Le théâtre moderne s’est souvent demandé ce qui pouvait autoriser l’Homme à tuer ses semblables. Si l’idéologie ou la religion a bercé la plupart des désespérés du dernier siècle, les tueurs de notre temps sont plutôt victimes du vide généralisé. La pièce Les Événements présentée au Théâtre La Licorne nous plonge à nouveau dans ce gouffre meurtrier, comme quoi le nihilisme est une drogue qui traverse les décennies.
Le texte du dramaturge écossais David Greig se veut inspiré de l’attentat commis par le Norvégien Anders Behring Breivik en 2011, tuant 77 personnes, mais la prémisse s’en écarte avec beaucoup de liberté. Les Événements se veut d’abord un duel d’acteur inégal entre Emmanuel Schwartz (excellent en jeune tueur) et Johanna Sutter (plus hésitante en pasteure anglicane).
L’actrice dirige dans la pièce une chorale victime de l’attentat, ce qui est un bon prétexte pour introduire un chœur multiculturel de neuf personnes dans la production. Accompagnant nombre de moments dramatiques musicalement, le chœur est utile, mais parfois superflu. La petite scène de La Licorne semble parfois étouffer les neuf acteurs, dont certains brillent dans leur jeu mais jamais très longtemps.
La mise en scène de Denis Bernard se veut efficace et l’écran numérique situé sur le mur derrière la scène est ingénieux. On y passe d’une forêt où Emmanuel Schwartz s’entraîne en solitaire jusqu’aux plans très serrés et émouvant des yeux de ses victimes. Si la pièce ne permet pas d’analyser très profondément les causes de la radicalisation, elle nous plonge au moins dans ses moments de beauté et de sensibilité qui sont les propres de la tragédie. «Le spectateur ne vient surtout pas voir les acteurs s’épancher et vivre une catharsis parce que le monde va mal. Il vient être questionné, diverti, brassé», disait l’acteur principal en entrevue au Devoir.

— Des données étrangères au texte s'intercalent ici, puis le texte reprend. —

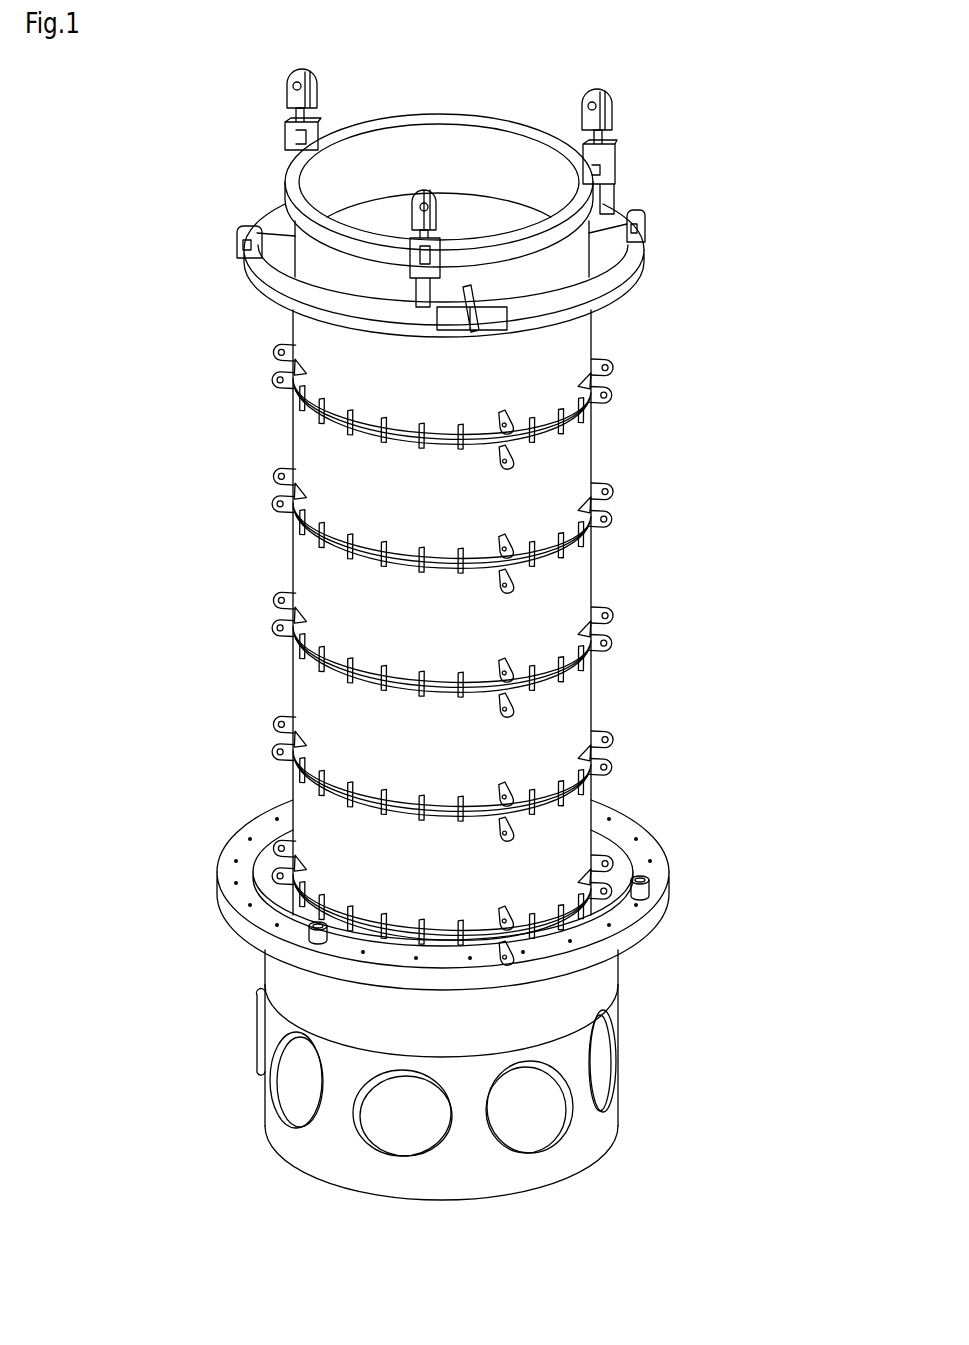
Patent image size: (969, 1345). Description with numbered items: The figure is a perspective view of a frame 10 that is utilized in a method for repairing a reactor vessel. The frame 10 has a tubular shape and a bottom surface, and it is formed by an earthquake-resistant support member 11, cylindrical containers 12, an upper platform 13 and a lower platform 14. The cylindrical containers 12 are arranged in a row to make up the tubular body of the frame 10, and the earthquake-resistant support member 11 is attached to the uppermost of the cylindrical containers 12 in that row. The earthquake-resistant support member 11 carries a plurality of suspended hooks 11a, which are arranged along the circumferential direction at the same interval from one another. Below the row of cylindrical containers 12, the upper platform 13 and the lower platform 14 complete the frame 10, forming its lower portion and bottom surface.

The frame 10 is at (770, 383).
The earthquake-resistant support member 11 is at (598, 262).
The suspended hooks 11a is at (313, 78).
The cylindrical containers 12 is at (557, 363).
The upper platform 13 is at (588, 983).
The lower platform 14 is at (607, 1120).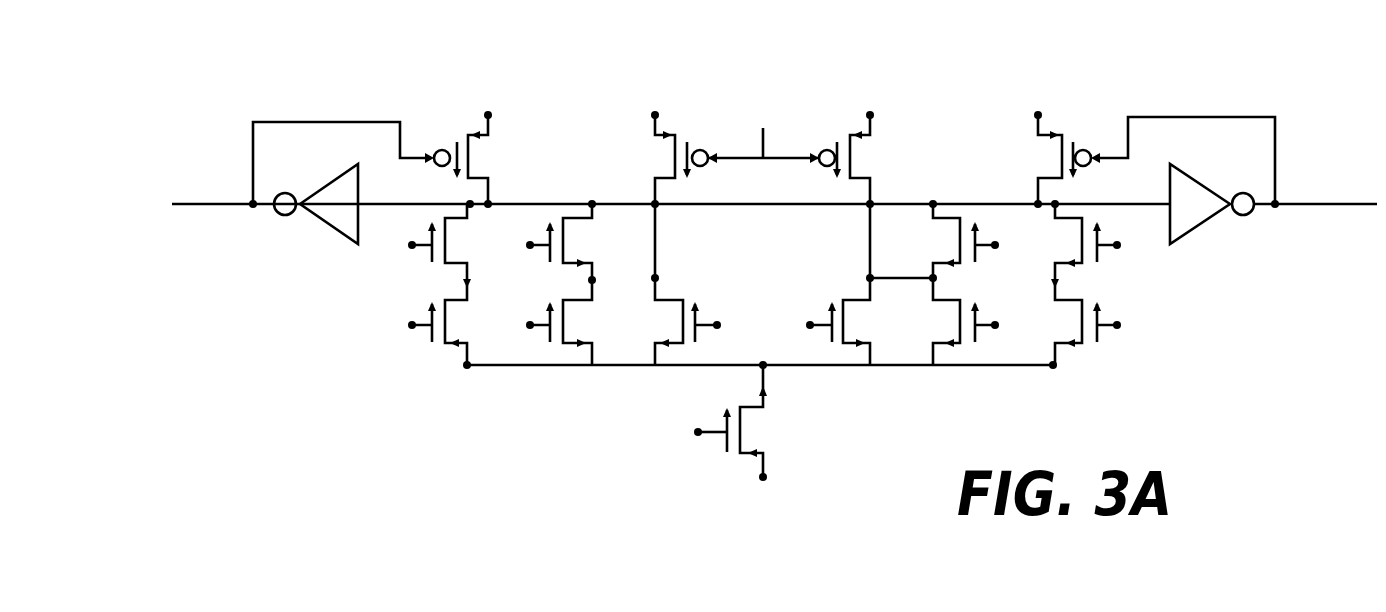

D’accord, mais n’empêche que le tragique est présent sur scène et que cela en est sa principale qualité.
La scène finale, un face à face envers Johanna qui visite le tueur en prison est pourtant décevante. Les deux acteurs ne semblent pas être au même niveau, et les questions sont abordées avec clichés (Je n’ai qu’une question, pourquoi?).
Reste que plusieurs lignes de la production frappent et nous font comprendre à quel point nos tueurs ont changé. Albert Camus admirait Kaliayev dans Les Justes car celui tuait par un geste d’ultime révolte. Nous sommes à une éternité de ces tueurs altruistes. Les nôtres tuent par solitude, manque d’amour et racisme. Les Événements prouve tout de même que ceux-ci ont encore un éclair de dignité dans leurs yeux qui mérite d’être immortalisé par l’art. Au fond de sa cellule à la fin de la pièce, Emmanuel Schwartz l’avoue, il ne dort plus depuis les incidents. Autrement dit, il n’est pas un monstre.
La pièce Les Événements est présentée au Théâtre La Licorne jusqu’au 20 février 2016.